= Doctor*Ology =

Doctor*Ology is a documentary television series which premiered its first five episodes on March 2, 2007 on the Discovery Channel. It is a comedic documentary, starring actor David Lawrence as the narrator Robert and Leslie Nielsen as his goofy uncle. The series describes the type of work done in various medical specialties.

== Episodes ==
- Episode 1: Traumatology. Original air date: Fri, March 2, 2007 at 8:30 PM (ET)/9 PM (PT)
- Episode 2: Cardiology. Original air date: Fri, March 2, 2007 at 9:00 PM (ET)/9:00 PM (PT)
- Episode 3: Neurology. Original air date: Fri, March 2, 2007 at 9:30 PM (ET)/10 PM (PT)
- Episode 4: Anesthesiology. Original air date: Fri, March 2, 2007 at 10:00 PM (ET)/10:30 PM (PT)
- Episode 5: Urology/Gynecology. Original air date: Fri, March 2, 2007 at 10:30 PM (ET)/11 PM (PT)
- Episode 6: Ophthalmology. Original air date: Fri, March 9, 2007 at 8:30 PM (ET)/5:30 PM (PT)
- Episode 7: Immunology. Original air date: Fri, March 16, 2007 at 8:30 PM (ET)/5:30 PM (PT)
- Episode 8: Dermatology. Original air date: Fri, March 23, 2007 at 8:30 PM (ET)/5:30 PM (PT)
- Episode 9: Hematology. Original air date: Fri, March 30, 2007 at 8:30 PM (ET)/5:30 PM (PT)
- Episode 10: Gastroenterology. Original air date: Fri, April 6, 2007 at 8:30 PM (ET)/5:30 PM (PT)
- Episode 11: Hepatology. Original air date: Fri, April 13, 2007 at 8:30 PM (ET)/5:30 PM (PT)
- Episode 12: Otolaryngology. Original air date: Fri, April 20, 2007 at 8:30 PM (ET)/5:30 PM (PT)
- Episode 13: Pulmonology.
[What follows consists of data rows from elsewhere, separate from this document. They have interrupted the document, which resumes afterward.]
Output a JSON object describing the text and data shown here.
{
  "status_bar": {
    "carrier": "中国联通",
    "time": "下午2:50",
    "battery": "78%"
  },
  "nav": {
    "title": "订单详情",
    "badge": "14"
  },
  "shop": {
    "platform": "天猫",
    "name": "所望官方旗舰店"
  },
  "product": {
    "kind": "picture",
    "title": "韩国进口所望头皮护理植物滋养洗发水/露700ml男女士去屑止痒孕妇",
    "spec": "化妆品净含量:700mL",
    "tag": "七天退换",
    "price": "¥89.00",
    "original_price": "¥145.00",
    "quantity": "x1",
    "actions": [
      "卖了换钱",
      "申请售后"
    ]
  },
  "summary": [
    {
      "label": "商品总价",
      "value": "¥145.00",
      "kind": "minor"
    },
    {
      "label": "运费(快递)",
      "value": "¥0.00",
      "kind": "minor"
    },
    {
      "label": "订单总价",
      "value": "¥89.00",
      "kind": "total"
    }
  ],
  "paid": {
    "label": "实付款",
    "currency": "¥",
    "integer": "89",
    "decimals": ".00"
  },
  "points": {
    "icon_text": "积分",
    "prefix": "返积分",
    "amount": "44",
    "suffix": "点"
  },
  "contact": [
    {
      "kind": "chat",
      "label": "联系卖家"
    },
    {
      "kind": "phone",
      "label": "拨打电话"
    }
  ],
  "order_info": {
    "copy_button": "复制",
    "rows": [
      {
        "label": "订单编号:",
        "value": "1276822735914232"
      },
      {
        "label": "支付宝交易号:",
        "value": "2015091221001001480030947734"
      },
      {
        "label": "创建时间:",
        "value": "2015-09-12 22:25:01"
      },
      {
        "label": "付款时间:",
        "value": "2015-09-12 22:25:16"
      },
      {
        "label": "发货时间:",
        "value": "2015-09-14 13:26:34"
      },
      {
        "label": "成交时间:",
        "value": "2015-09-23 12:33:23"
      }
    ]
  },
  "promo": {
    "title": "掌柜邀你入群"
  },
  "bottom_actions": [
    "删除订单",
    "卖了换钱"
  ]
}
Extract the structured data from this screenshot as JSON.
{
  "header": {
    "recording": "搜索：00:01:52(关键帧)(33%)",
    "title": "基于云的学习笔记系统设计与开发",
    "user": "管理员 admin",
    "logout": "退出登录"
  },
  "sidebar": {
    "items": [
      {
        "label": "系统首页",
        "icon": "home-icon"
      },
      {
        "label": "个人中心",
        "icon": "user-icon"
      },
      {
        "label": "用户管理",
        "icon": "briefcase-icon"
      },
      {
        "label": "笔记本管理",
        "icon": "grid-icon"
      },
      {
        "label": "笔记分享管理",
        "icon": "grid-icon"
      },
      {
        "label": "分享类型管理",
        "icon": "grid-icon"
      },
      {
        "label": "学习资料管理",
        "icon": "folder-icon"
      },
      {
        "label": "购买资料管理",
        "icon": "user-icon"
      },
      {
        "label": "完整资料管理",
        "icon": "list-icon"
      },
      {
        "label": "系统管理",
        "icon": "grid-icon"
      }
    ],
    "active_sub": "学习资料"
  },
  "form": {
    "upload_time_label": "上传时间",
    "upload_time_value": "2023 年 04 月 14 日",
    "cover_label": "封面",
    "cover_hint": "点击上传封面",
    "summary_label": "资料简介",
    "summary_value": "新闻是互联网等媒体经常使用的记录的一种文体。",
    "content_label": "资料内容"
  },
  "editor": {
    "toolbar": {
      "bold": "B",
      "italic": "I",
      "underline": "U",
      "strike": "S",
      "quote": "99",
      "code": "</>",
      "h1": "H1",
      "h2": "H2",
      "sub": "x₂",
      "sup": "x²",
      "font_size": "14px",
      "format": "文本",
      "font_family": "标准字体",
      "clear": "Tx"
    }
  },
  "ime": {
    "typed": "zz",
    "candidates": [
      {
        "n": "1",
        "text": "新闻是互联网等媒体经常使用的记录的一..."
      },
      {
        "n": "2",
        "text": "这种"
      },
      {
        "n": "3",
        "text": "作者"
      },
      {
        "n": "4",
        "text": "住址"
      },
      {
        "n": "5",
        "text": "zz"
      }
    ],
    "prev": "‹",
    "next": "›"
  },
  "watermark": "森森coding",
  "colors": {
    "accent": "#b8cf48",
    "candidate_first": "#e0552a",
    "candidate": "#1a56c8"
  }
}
Original air date: Fri, April 27, 2007 at 8:30 PM (ET)/5:30 PM (PT)

== Reception ==
Ahead of the series debut on the Discovery Health channel, Entertainment Weekly expressed apprehension over the fact that comedian Leslie Nielsen was hosting a show about serious medical issues. Describing it as "a peppy mockumentary", Alex Strachan wrote in The Leader-Post that "the result is a little like Scrubs crossed with It's Your Health".